Why is it that kissing someone in the rain is universally acknowledged as romantic? Why is holding hands at sunset considered to be more beautiful than doing it at any other point in time? Why is it dubbed ‘caring’ when someone hands you their jacket, only to be miserably cold themselves? Why is it always 2am that makes us think about someone? Why is seeing each other in your dreams deemed better or more heartfelt than seeing each other for real?
I would rather not get horrible wet hair sitting in between all the places we should be touching. The cold and wet would just make the kiss all wrong, rain running down our faces and sticking our eyelashes together. But I don’t want the rain to do it. It has no place to think it can do what we could do too, with nothing but the resonance of synced heartbeats. I’d rather kiss your warm and lazy lips awake and know they are still able to move with mine, even when the brain behind it was still but barely conscious.

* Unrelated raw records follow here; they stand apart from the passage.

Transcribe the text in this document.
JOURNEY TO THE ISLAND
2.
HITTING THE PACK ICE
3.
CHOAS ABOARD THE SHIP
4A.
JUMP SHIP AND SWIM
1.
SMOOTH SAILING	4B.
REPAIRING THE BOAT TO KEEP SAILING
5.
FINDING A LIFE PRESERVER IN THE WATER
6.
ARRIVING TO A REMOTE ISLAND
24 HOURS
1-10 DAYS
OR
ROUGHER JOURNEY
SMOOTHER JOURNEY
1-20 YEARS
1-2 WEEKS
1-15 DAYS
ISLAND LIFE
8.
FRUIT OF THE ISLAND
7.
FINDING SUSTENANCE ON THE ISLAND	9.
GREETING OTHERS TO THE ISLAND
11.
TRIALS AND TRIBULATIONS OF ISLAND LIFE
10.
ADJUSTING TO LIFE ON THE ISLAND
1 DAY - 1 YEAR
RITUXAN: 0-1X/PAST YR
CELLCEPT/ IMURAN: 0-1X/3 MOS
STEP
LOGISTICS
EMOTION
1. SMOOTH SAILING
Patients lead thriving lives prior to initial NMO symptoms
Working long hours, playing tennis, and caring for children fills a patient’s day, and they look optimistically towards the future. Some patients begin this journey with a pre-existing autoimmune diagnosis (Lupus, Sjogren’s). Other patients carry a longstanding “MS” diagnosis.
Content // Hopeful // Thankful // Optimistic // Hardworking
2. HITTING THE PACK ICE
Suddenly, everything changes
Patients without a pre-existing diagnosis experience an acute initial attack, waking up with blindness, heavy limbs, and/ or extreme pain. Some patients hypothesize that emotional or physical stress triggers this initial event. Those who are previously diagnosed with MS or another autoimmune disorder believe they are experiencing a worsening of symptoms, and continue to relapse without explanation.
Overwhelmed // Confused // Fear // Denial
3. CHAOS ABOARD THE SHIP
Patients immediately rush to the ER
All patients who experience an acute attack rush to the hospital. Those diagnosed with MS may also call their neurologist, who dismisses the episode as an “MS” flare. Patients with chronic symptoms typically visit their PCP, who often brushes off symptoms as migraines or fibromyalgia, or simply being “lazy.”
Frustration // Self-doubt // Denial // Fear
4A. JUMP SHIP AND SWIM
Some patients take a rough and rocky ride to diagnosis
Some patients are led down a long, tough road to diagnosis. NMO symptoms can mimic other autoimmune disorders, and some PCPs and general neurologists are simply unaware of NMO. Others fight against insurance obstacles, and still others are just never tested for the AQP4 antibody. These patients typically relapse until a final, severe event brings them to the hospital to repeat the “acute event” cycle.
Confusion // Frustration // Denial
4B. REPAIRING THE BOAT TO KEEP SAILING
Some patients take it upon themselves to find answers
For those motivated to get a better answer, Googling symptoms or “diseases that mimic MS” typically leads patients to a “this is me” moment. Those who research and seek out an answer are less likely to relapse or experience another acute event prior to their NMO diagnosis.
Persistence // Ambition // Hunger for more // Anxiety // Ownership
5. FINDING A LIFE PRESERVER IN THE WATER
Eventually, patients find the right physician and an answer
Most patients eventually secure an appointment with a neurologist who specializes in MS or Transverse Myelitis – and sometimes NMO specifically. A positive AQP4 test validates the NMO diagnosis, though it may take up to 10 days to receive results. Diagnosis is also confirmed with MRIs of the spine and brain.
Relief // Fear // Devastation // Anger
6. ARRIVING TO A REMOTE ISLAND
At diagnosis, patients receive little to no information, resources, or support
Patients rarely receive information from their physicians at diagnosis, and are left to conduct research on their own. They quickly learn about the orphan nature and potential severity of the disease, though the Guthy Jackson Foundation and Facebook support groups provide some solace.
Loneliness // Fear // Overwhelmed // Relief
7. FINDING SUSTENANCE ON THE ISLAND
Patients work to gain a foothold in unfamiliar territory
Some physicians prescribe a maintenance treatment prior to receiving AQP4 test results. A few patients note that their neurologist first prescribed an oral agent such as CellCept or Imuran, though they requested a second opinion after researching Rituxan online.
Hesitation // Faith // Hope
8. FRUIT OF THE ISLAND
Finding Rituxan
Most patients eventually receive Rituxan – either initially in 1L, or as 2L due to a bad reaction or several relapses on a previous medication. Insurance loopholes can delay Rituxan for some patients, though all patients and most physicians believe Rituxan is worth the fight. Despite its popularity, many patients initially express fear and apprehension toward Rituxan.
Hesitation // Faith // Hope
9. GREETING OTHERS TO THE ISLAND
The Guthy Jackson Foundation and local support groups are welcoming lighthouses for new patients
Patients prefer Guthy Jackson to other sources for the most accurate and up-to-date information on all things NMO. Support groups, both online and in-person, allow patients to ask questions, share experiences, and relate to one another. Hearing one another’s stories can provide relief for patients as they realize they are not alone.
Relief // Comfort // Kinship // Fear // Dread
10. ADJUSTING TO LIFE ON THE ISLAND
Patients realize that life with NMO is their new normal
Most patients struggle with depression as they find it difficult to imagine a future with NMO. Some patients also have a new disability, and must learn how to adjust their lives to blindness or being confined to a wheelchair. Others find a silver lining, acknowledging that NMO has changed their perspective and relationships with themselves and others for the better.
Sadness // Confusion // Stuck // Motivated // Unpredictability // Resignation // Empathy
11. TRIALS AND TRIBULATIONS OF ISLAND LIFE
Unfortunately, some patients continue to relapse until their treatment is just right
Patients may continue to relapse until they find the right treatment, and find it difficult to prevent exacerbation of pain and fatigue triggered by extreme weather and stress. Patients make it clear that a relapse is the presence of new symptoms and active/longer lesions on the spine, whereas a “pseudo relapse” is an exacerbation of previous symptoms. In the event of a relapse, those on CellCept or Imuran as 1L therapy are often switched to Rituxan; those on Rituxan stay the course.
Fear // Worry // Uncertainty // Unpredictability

I liked knowing that kissing me was almost an instinct.
I’d rather be opening a bottle of wine at sunset, and only have our bodies touch through sipping from it’s neck right after the other’s lips had kissed it, or through the accidental brush of fingers over and under each other when we would pass it along. I’d rather let our souls entwine than our hands. We’d establish that by talking nonsense till the sun went down, sitting completely independently so we left room for our smoky breaths to dance with each other in the middle. I’d rather have you warm than for you to give me your jacket, because when I curl into your chest I want to be able to melt into your bones, like butter in a pan, and vaporise. I’d rather think of you as I take my coffee at 4pm, or when I see the sun come up onto a building in the morning, its perfection reminding me of your face. I’d rather not sit up at 2am, awake and lonely, and be obligated to think of you because the world is dark in the absence of alternatives. I’d rather have you right beside me than dream of you. Because it is the imperfection of reality I crave. I want the bits of your cheeks that you didn’t shave properly, because you were lazy or you were afraid you’d cut yourself since your hands were shaking with the thought of meeting me. I want the lines that start at the corners of your eyes because you spent your early mornings thinking about me and trying to squeeze your eyes together, hoping you’d juice my image out of them. I would rather have you with your hair in your face and the scars on your back than the way you appear in my dreams. I can never quite recollect the way your veins feel under my fingertips or the way your muscles move under my nails when I’m dreaming, all imperfect. I say we revolt against romance, and we create moments that will put it to shame for feeling superior to everyday life. Give me reality. Give me imperfection. Give me life.